I read it and I should probably read it again.

You have to be really honest with yourself when you read it.

I would recommend it.

ScribblingMum posted 12/4/2011 11:23 AM

excellent...should be required reading...:)

TryingForgivenes posted 12/4/2011 13:45 PM

Great! Thanks everyone for the reviews. I will be downloading it today!

imagoodwitch posted 12/4/2011 16:06 PM

Promise me you will be honest with yourself.

It's going to hurt to read but in the long run you will be better for it.

TryingForgivenes posted 12/4/2011 23:35 PM

imagoodwitch, I will be honest with myself. I am willing to see the hard truth if it will help at all.

Fighting2Survive posted 12/4/2011 23:43 PM

After you finish "Codependent No More" and if you find that it rings true for you, there's an additional book that I would recommend, "Boundaries" by Cloud and Townsend. It's a Biblically-based guide to personal boundaries. I read both books in that order after our first MC recommended them to me.

Both hit me hard, but they helped move me into taking inventory of myself.

imagoodwitch is right about the codependent book. It does require sometimes brutal honesty, and it made me very uncomfortable the first time I read it. It was worth the experience though.

[This message edited by Fighting2Survive at 10:49 AM, December 5th (Monday)]

why2008 posted 12/5/2011 10:47 AM

I echo what the others have said.

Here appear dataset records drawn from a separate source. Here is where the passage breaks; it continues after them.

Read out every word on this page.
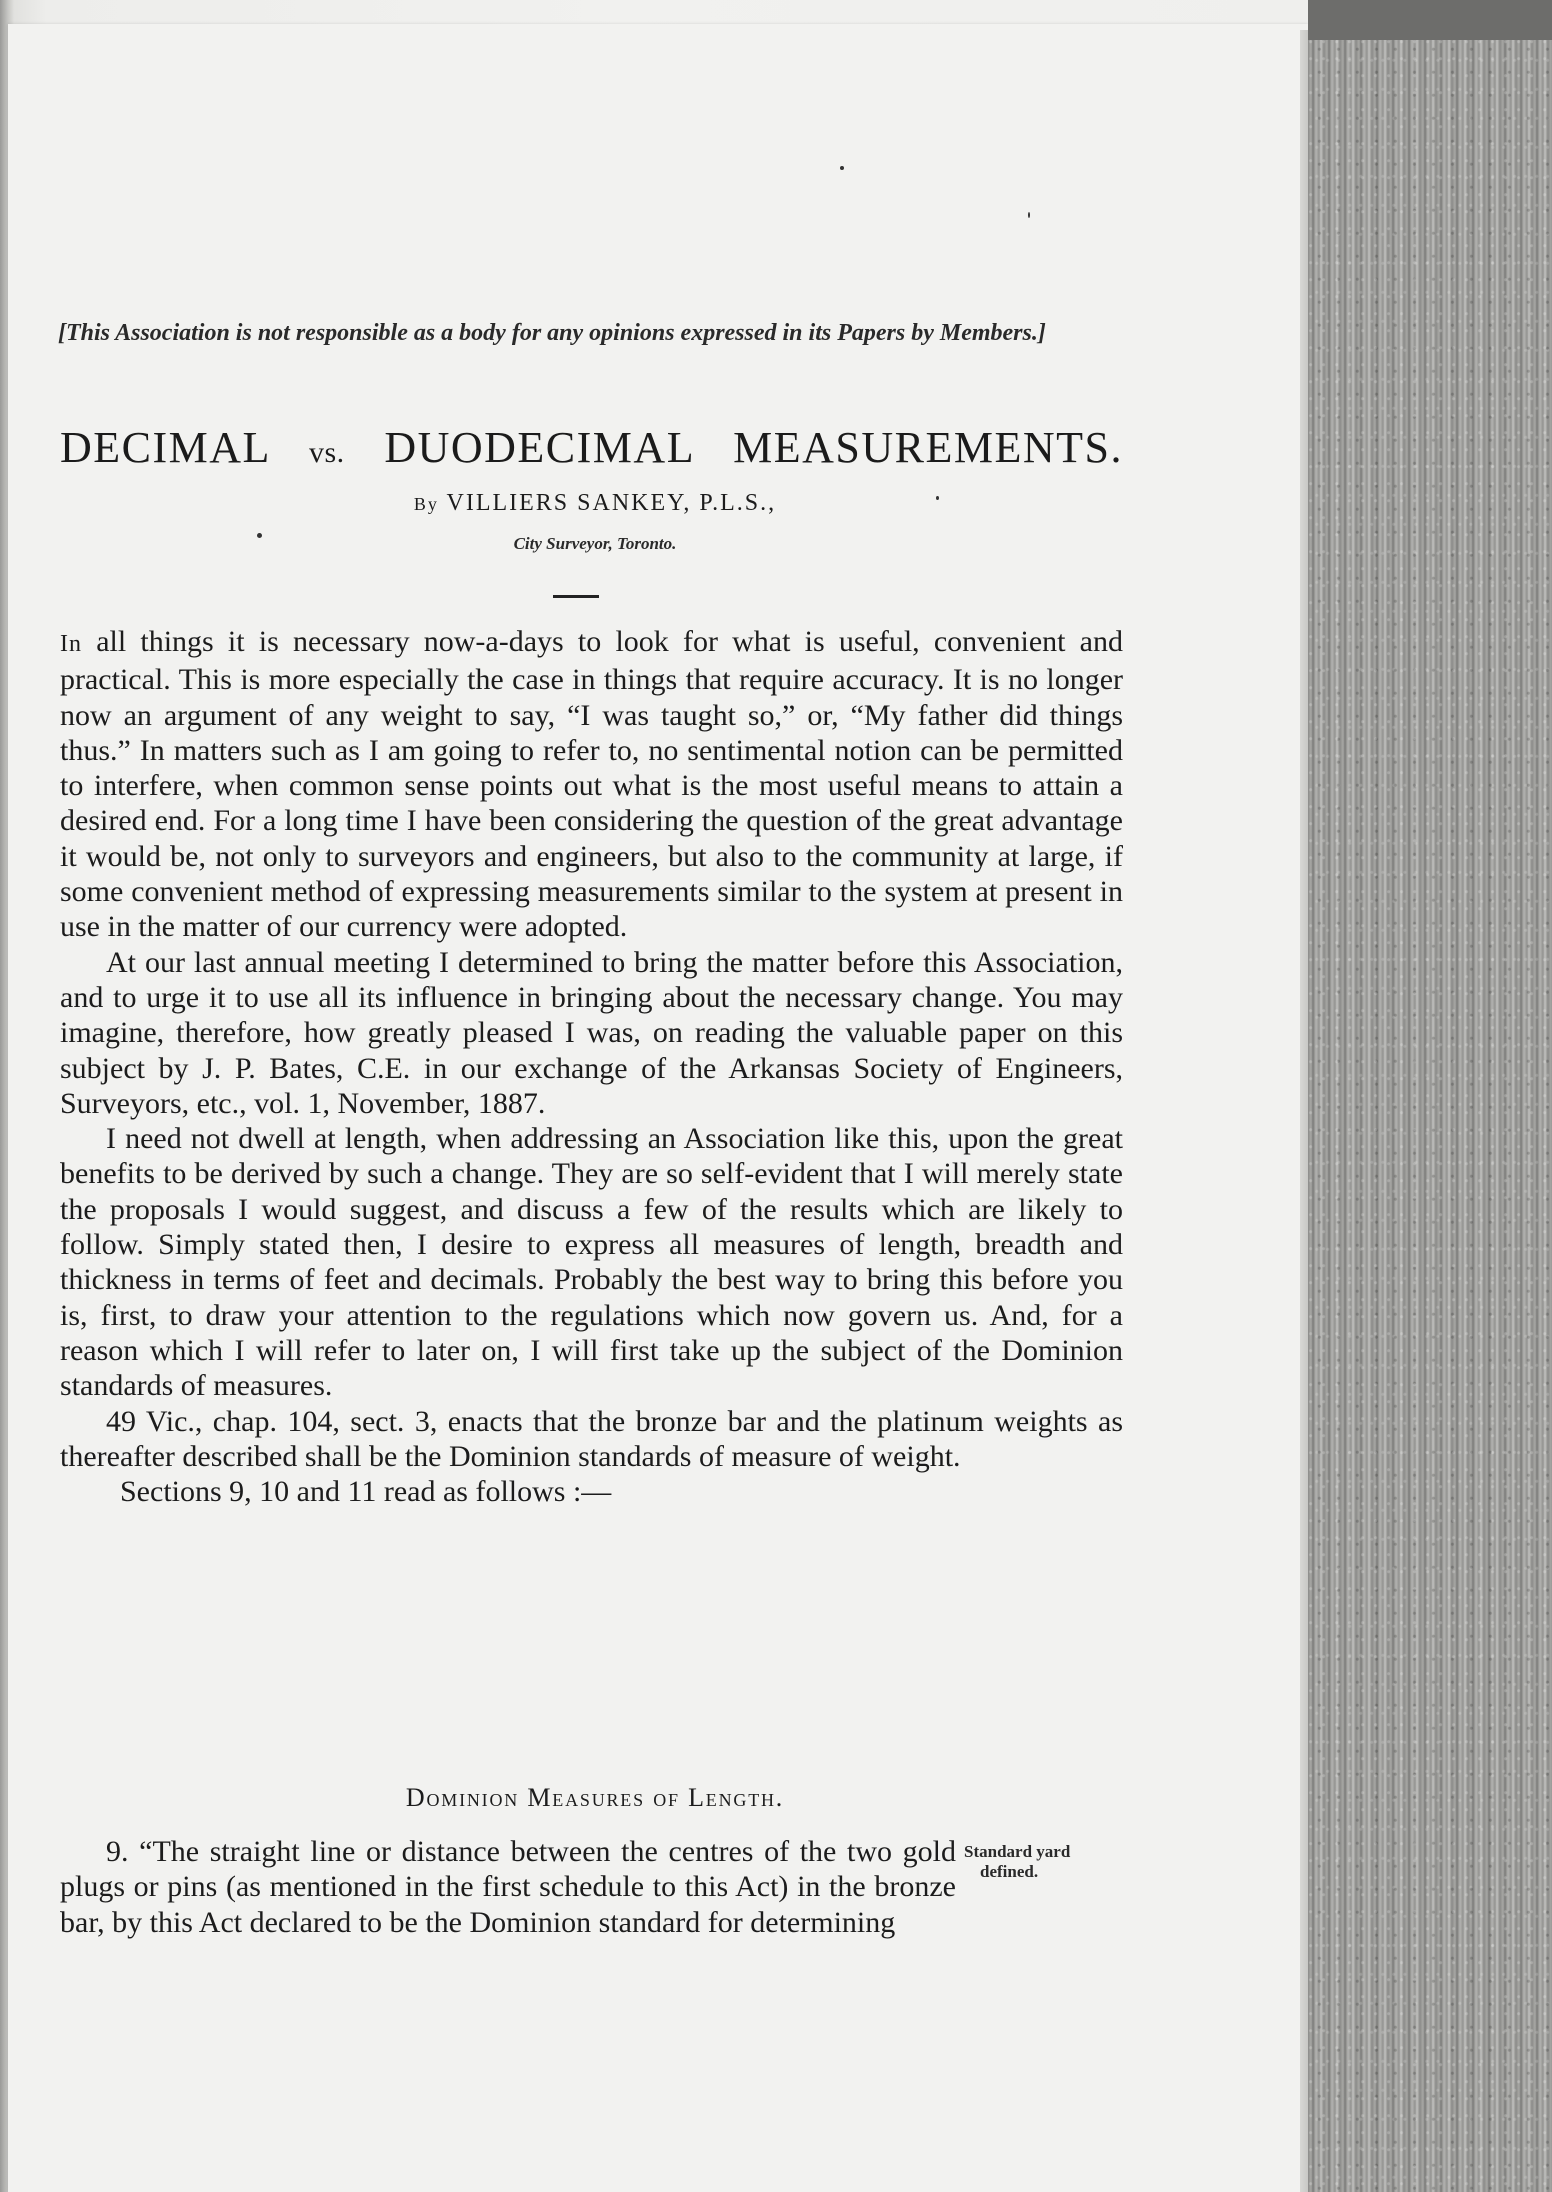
[This Association is not responsible as a body for any opinions expressed in its Papers by Members.]
DECIMAL vs. DUODECIMAL MEASUREMENTS.
By VILLIERS SANKEY, P.L.S.,
City Surveyor, Toronto.

In all things it is necessary now-a-days to look for what is useful, convenient and practical. This is more especially the case in things that require accuracy. It is no longer now an argument of any weight to say, “I was taught so,” or, “My father did things thus.” In matters such as I am going to refer to, no sentimental notion can be permitted to interfere, when common sense points out what is the most useful means to attain a desired end. For a long time I have been considering the question of the great advantage it would be, not only to surveyors and engineers, but also to the community at large, if some convenient method of expressing measurements similar to the system at present in use in the matter of our currency were adopted.

At our last annual meeting I determined to bring the matter before this Association, and to urge it to use all its influence in bringing about the necessary change. You may imagine, therefore, how greatly pleased I was, on reading the valuable paper on this subject by J. P. Bates, C.E. in our exchange of the Arkansas Society of Engineers, Surveyors, etc., vol. 1, November, 1887.

I need not dwell at length, when addressing an Association like this, upon the great benefits to be derived by such a change. They are so self-evident that I will merely state the proposals I would suggest, and discuss a few of the results which are likely to follow. Simply stated then, I desire to express all measures of length, breadth and thickness in terms of feet and decimals. Probably the best way to bring this before you is, first, to draw your attention to the regulations which now govern us. And, for a reason which I will refer to later on, I will first take up the subject of the Dominion standards of measures.

49 Vic., chap. 104, sect. 3, enacts that the bronze bar and the platinum weights as thereafter described shall be the Dominion standards of measure of weight.

Sections 9, 10 and 11 read as follows :—

Dominion Measures of Length.

9. “The straight line or distance between the centres of the two gold plugs or pins (as mentioned in the first schedule to this Act) in the bronze bar, by this Act declared to be the Dominion standard for determining

Standard yard
defined.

For me, the brutal honesty part of it was accepting that there was/is a "payback" that I receive in overdoing for people. For me, it was recognizing how being the child of an alcoholic set me up perfectly to be the caretaker of my WS and how I willingly accepted, embraced and facilitated the arrangement. Another way to think of it was how I contributed to

The odd thing is that once you no longer feel like the "victim" and take your part in changing your part of the dynamic the healthier you will be. I'm not saying that we own the responsibility for the infidelity that has been foisted upon us, but rather how we live our lives from here on out "Boundaries" from Cloud and Thompson.

Also I'm not very religious and found the Boundaries book to be very helpful. Cloud and Thompson are real psychologists/family therapists and their advice is spot on.

tatters posted 12/16/2011 17:25 PM

I read it years ago (when it was only slightly appropriate to me). I just reread it yesterday and today when it is TOTALLY appropriate to me, now that my husband is abusing painkillers.

I am in a lot of ways a classic codependent, so it has definitely helped me recognize what I need to do for myself to detach from my husband's addiction and his behavior and nurture myself.

Melody3 posted 12/16/2011 22:40 PM

Very good book.

I read it last fall and just picked it up at the library again this week.

Myheartstillhurt posted 12/20/2011 10:02 AM

I want to read this next after I am done reading "intimacy after infidelity".

I just realized this past week that my fWH and I are very much in a codependant relationship.

whatdoto posted 12/20/2011 10:12 AM

I just received my copy. I will be reading this over the holidays.

WH and I are also in a very codependent relationship. Not to mention he is Passive-Aggressive to boot.

I can't wait to start reading it!

[This message edited by whatdoto at 10:13 AM, December 20th (Tuesday)]

WhiteWolfWinning posted 12/20/2011 17:14 PM

I found this book to be amazingly helpful. I also agree that Boundaries is a good followup read.